Desert Dreamtime at Longitude 131

Kelly Jane Gabriel finds absolute luxury in the middle of the red centre.

My forehead was pressed against the air­plane window as I scanned the endless desert below for my first real glimpse of Uluru. Eve­ryone has seen photos of Uluru, but actually seeing it is seriously pretty exciting. From the left side of the plane I had a perfect view, and it took my breath away. It’s hard to believe how different the landscape is in the red centre, yet it’s just a three-hour flight from the busy city of Sydney.

I was headed for Longitude 131, the most luxurious re­sort in the area. Run by Voyages Indigenous Tourism Australia (who operate all of the hotels in the Ayers Rock Resort fam­ily), Longitude 131 is in a class of its own.

Arrival at Longitude is a breeze; it’s about a 15-minute drive from the tiny Ayers Rock airport, though if you prefer, you can be whisked by helicopter for a scenic trip and arrive at the resort’s heli pad. I was welcomed at the Dune House by the friendly and down to earth staff bearing an ice-cold fruit tea – much appreciated as the temperatures hov­ered around 42 degrees while I was there.

The 15 luxury tents all have huge floor to ceiling views of Uluru. They also come complete with an iPad that is loaded with music includ­ing some beautiful indigenous music that really sets the scene. There is a complimentary mini bar full of tasty snacks and drinks, and the staff are all too happy to bring you anything else you might need.

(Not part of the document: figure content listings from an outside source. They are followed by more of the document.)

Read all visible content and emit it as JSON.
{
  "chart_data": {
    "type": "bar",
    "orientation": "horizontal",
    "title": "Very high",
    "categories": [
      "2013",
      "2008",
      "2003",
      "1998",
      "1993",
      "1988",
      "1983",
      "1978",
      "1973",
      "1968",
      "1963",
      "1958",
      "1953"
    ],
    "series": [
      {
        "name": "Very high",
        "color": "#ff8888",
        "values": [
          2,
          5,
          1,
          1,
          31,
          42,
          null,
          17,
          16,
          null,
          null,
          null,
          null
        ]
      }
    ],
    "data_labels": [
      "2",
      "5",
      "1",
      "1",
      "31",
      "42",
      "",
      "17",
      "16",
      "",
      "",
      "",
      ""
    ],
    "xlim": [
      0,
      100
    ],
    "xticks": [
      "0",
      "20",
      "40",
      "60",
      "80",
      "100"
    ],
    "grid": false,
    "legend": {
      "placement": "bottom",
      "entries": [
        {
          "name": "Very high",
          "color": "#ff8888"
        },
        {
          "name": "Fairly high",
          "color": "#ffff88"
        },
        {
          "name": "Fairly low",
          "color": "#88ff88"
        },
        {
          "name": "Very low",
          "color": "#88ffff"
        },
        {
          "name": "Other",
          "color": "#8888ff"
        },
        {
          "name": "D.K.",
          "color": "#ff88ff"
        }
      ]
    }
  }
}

The guides at Longitude are incredibly knowledgeable on every aspect of the area. Our guide Liz would tell us the local stories on our drive out to the site we were visiting, which made it much more interesting when we got there. It was my first trip to Uluru and the Cultural Centre was a great first stop before I started exploring. Not only did I learn the spiritual meanings of Uluru and Kata Tjuta and how the local indigenous people live, I also came to understand how sacred these sites are to them and why they ask people not to climb. Besides being disrespectful and dangerous, there are much better ways to enjoy them.

The best view of Uluru I had was watching the sun rise while sitting high upon Big Pete, one of the beautiful camels from Uluru Camel Tours. Big Pete disproved all of the nasty camel rumours I had heard. All of the camels on the guided walk were very well behaved, no spitting or grumpy attitudes anywhere. The cameleers (sort of a camel cowboy) really love these big beasts and can somehow identify each one of them, though I couldn’t see any distin­guishing features. The one-hour trek was a high­light of the trip, as was the delicious warm beer damper and tea at the end.

The meals at Longitude were simply amazing. Seared scallops, wild mushroom soup with truf­fle cream, seared mulloway on cauliflower puree, and honey lavender pana cotta for dessert, all paired with beautiful wines. Longitude 131 also hosts an exclusive dining under the stars even­ing called Table 131. The evening started with a beautiful sunset and then I was transferred to the outdoor dining venue where I enjoyed yet anoth­er fantastic three-course meal, this time under the night sky.

Somehow I had always thought Uluru was one of those places that you did once and then ticked off your list, but after this experience I know I will be back again.